Airflow version 1.10.0 doesn't recognize QUEUED
as a possible state for Dataflow. You can see this by following the execution path of the template operator:
- Here the underline
DataflowHook
is called to start the template
- The
start_template_dataflow()
method calls a "private" _start_template_dataflow()
method
- Inside
_start_template_dataflow()
there's a call to wait_for_done()
method in the _DataflowJob
class
- Finally, in the
wait_for_done()
method we can see that there's an if/else
block handling the expected job status where QUEUED is not considered
This is the same for other Airflow versions supported by Composer, i.e., 1.10.6, 1.10.9 and even the most recent 1.10.12.

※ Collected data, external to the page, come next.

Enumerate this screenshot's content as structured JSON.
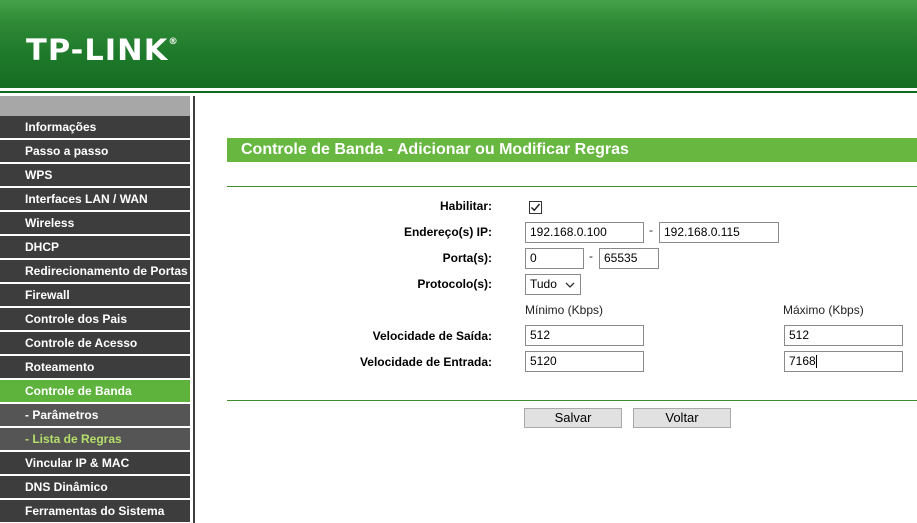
{
  "header": {
    "logo": "TP-LINK",
    "logo_mark": "®"
  },
  "sidebar": {
    "items": [
      {
        "label": "Informações",
        "state": "normal"
      },
      {
        "label": "Passo a passo",
        "state": "normal"
      },
      {
        "label": "WPS",
        "state": "normal"
      },
      {
        "label": "Interfaces LAN / WAN",
        "state": "normal"
      },
      {
        "label": "Wireless",
        "state": "normal"
      },
      {
        "label": "DHCP",
        "state": "normal"
      },
      {
        "label": "Redirecionamento de Portas",
        "state": "normal"
      },
      {
        "label": "Firewall",
        "state": "normal"
      },
      {
        "label": "Controle dos Pais",
        "state": "normal"
      },
      {
        "label": "Controle de Acesso",
        "state": "normal"
      },
      {
        "label": "Roteamento",
        "state": "normal"
      },
      {
        "label": "Controle de Banda",
        "state": "active"
      },
      {
        "label": "- Parâmetros",
        "state": "sub"
      },
      {
        "label": "- Lista de Regras",
        "state": "subactive"
      },
      {
        "label": "Vincular IP & MAC",
        "state": "normal"
      },
      {
        "label": "DNS Dinâmico",
        "state": "normal"
      },
      {
        "label": "Ferramentas do Sistema",
        "state": "normal"
      }
    ]
  },
  "main": {
    "title": "Controle de Banda - Adicionar ou Modificar Regras",
    "form": {
      "enable_label": "Habilitar:",
      "enable_checked": true,
      "ip_label": "Endereço(s) IP:",
      "ip_start": "192.168.0.100",
      "ip_end": "192.168.0.115",
      "port_label": "Porta(s):",
      "port_start": "0",
      "port_end": "65535",
      "range_sep": "-",
      "protocol_label": "Protocolo(s):",
      "protocol_value": "Tudo",
      "min_header": "Mínimo (Kbps)",
      "max_header": "Máximo (Kbps)",
      "egress_label": "Velocidade de Saída:",
      "egress_min": "512",
      "egress_max": "512",
      "ingress_label": "Velocidade de Entrada:",
      "ingress_min": "5120",
      "ingress_max": "7168"
    },
    "buttons": {
      "save": "Salvar",
      "back": "Voltar"
    }
  },
  "colors": {
    "header_green": "#1f7a2b",
    "title_green": "#67b740",
    "menu_dark": "#3d3d3d",
    "menu_active": "#5db33b",
    "submenu_active_text": "#b6df6a"
  }
}
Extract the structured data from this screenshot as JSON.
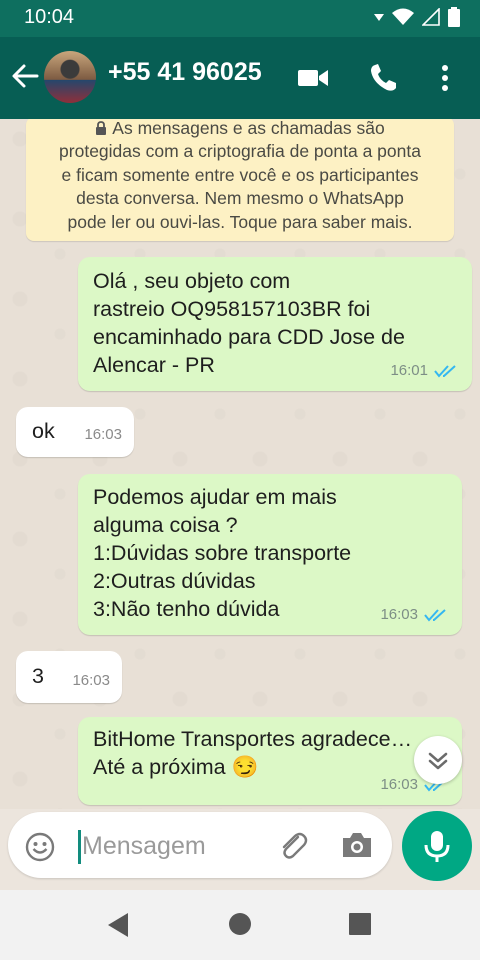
{
  "status_bar": {
    "time": "10:04"
  },
  "header": {
    "contact_name": "+55 41 96025"
  },
  "encryption_notice": {
    "lines": [
      "As mensagens e as chamadas são",
      "protegidas com a criptografia de ponta a ponta",
      "e ficam somente entre você e os participantes",
      "desta conversa. Nem mesmo o WhatsApp",
      "pode ler ou ouvi-las. Toque para saber mais."
    ]
  },
  "messages": [
    {
      "direction": "out",
      "text": "Olá , seu objeto com\nrastreio OQ958157103BR foi\nencaminhado para CDD Jose de\nAlencar - PR",
      "time": "16:01",
      "status": "read"
    },
    {
      "direction": "in",
      "text": "ok",
      "time": "16:03"
    },
    {
      "direction": "out",
      "text": "Podemos ajudar em mais\nalguma coisa ?\n1:Dúvidas sobre transporte\n2:Outras dúvidas\n3:Não tenho dúvida",
      "time": "16:03",
      "status": "read"
    },
    {
      "direction": "in",
      "text": "3",
      "time": "16:03"
    },
    {
      "direction": "out",
      "text": "BitHome Transportes agradece…\nAté a próxima 😏",
      "time": "16:03",
      "status": "read"
    }
  ],
  "composer": {
    "placeholder": "Mensagem"
  },
  "colors": {
    "header": "#075e54",
    "outgoing_bubble": "#dcf8c6",
    "accent": "#00a884",
    "read_ticks": "#34b7f1"
  },
  "icons": [
    "back-arrow-icon",
    "video-call-icon",
    "voice-call-icon",
    "overflow-menu-icon",
    "lock-icon",
    "emoji-icon",
    "attach-icon",
    "camera-icon",
    "mic-icon",
    "chevron-double-down-icon",
    "nav-back-icon",
    "nav-home-icon",
    "nav-recents-icon"
  ]
}
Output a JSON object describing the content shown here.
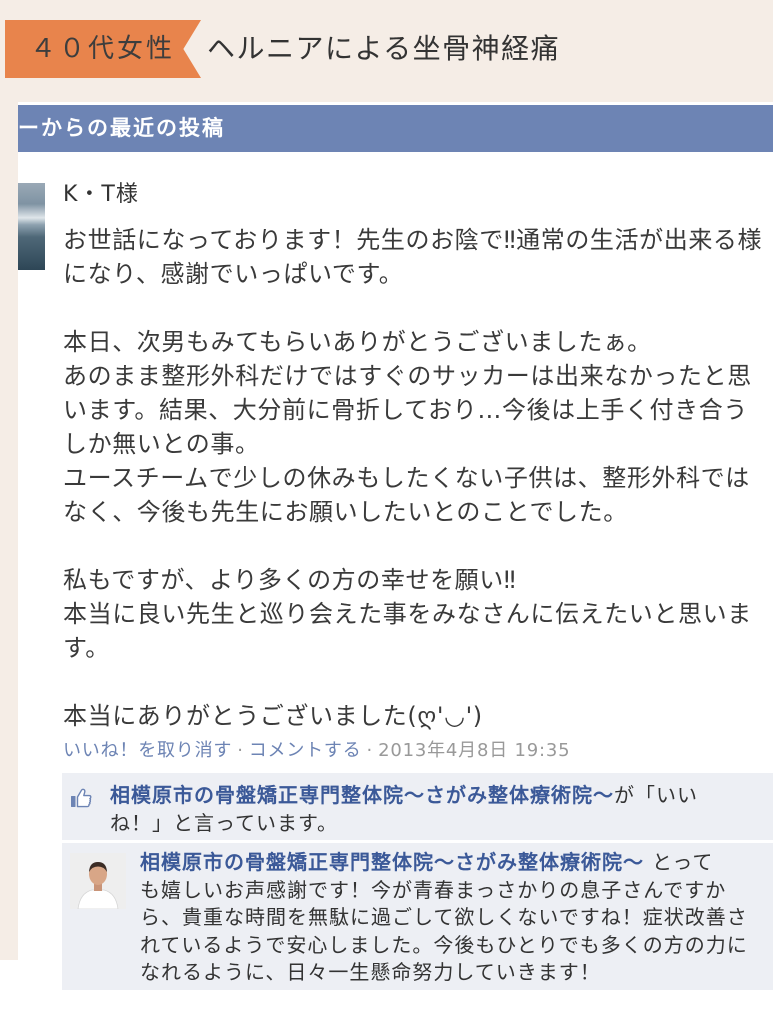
{
  "header": {
    "tag": "４０代女性",
    "title": "ヘルニアによる坐骨神経痛"
  },
  "feed": {
    "header_label": "ーからの最近の投稿"
  },
  "post": {
    "author": "K・T様",
    "paragraphs": [
      [
        "お世話になっております！先生のお陰で‼通常の生活が出来る様",
        "になり、感謝でいっぱいです。"
      ],
      [
        "本日、次男もみてもらいありがとうございましたぁ。",
        "あのまま整形外科だけではすぐのサッカーは出来なかったと思",
        "います。結果、大分前に骨折しており…今後は上手く付き合う",
        "しか無いとの事。",
        "ユースチームで少しの休みもしたくない子供は、整形外科では",
        "なく、今後も先生にお願いしたいとのことでした。"
      ],
      [
        "私もですが、より多くの方の幸せを願い‼",
        "本当に良い先生と巡り会えた事をみなさんに伝えたいと思いま",
        "す。"
      ],
      [
        "本当にありがとうございました(ღ'◡')"
      ]
    ],
    "actions": {
      "unlike": "いいね！を取り消す",
      "separator": "·",
      "comment": "コメントする",
      "timestamp": "2013年4月8日 19:35"
    },
    "likes": {
      "page_name": "相模原市の骨盤矯正専門整体院～さがみ整体療術院～",
      "first_line_suffix": "が「いい",
      "second_line": "ね！」と言っています。"
    },
    "comment": {
      "author": "相模原市の骨盤矯正専門整体院～さがみ整体療術院～",
      "first_line_suffix": "とって",
      "lines": [
        "も嬉しいお声感謝です！今が青春まっさかりの息子さんですか",
        "ら、貴重な時間を無駄に過ごして欲しくないですね！症状改善さ",
        "れているようで安心しました。今後もひとりでも多くの方の力に",
        "なれるように、日々一生懸命努力していきます！"
      ]
    }
  },
  "icons": {
    "like": "thumbs-up-icon",
    "post_avatar": "author-avatar",
    "comment_avatar": "commenter-avatar"
  },
  "colors": {
    "page_background": "#f5ede6",
    "tag_orange": "#e8844c",
    "header_blue": "#6d84b4",
    "link_blue": "#3b5998",
    "comment_background": "#edeff4"
  }
}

As a workaround my suggestion is to use a monkey patch to handle the QUEUED state. For example, you can add the following code to your DAG file to replace at runtime the wait_for_done()
method in _DataflowJob
:
from airflow.contrib.hooks.gcp_dataflow_hook import _DataflowJob
import time
def wait_for_done(self):
while True:
if self._job and 'currentState' in self._job:
if 'JOB_STATE_DONE' == self._job['currentState']:
return True
elif 'JOB_STATE_RUNNING' == self._job['currentState'] and \
'JOB_TYPE_STREAMING' == self._job['type']:
return True
elif 'JOB_STATE_FAILED' == self._job['currentState']:
raise Exception("Google Cloud Dataflow job {} has failed.".format(
self._job['name']))
elif 'JOB_STATE_CANCELLED' == self._job['currentState']:
raise Exception("Google Cloud Dataflow job {} was cancelled.".format(
self._job['name']))
elif 'JOB_STATE_RUNNING' == self._job['currentState']:
time.sleep(self._poll_sleep)
elif 'JOB_STATE_PENDING' == self._job['currentState']:
time.sleep(15)
elif 'JOB_STATE_QUEUED' == self._job['currentState']:
# Uncomment here the behavior desired
# time.sleep(15) # As if QUEUED was a PENDING state
# time.sleep(self._poll_sleep) # As if QUEUED was a RUNNING state
# return True # As if QUEUED was a final state
else:
self.log.debug(str(self._job))
raise Exception(
"Google Cloud Dataflow job {} was unknown state: {}".format(
self._job['name'], self._job['currentState']))
else:
time.sleep(15)
self._job = self._get_job()
_DataflowJob.wait_for_done = wait_for_done
The difference with the original code is the elif
statement where we are looking for the QUEUED state:
elif 'JOB_STATE_QUEUED' == self._job['currentState']:
# Uncomment here the behavior desired
# time.sleep(15) # As if QUEUED was a PENDING state
# time.sleep(self._poll_sleep) # As if QUEUED was a RUNNING state
# return True # As if QUEUED was a final state
Notice that I left commented the three most natural way to handle this state, i.e., sleep (15 seconds or the poll_sleep time) to wait for the job to execute and complete, or simply return true and don't wait for the execution. You can uncomment the line that you want to execute, or you can even add your own logic here.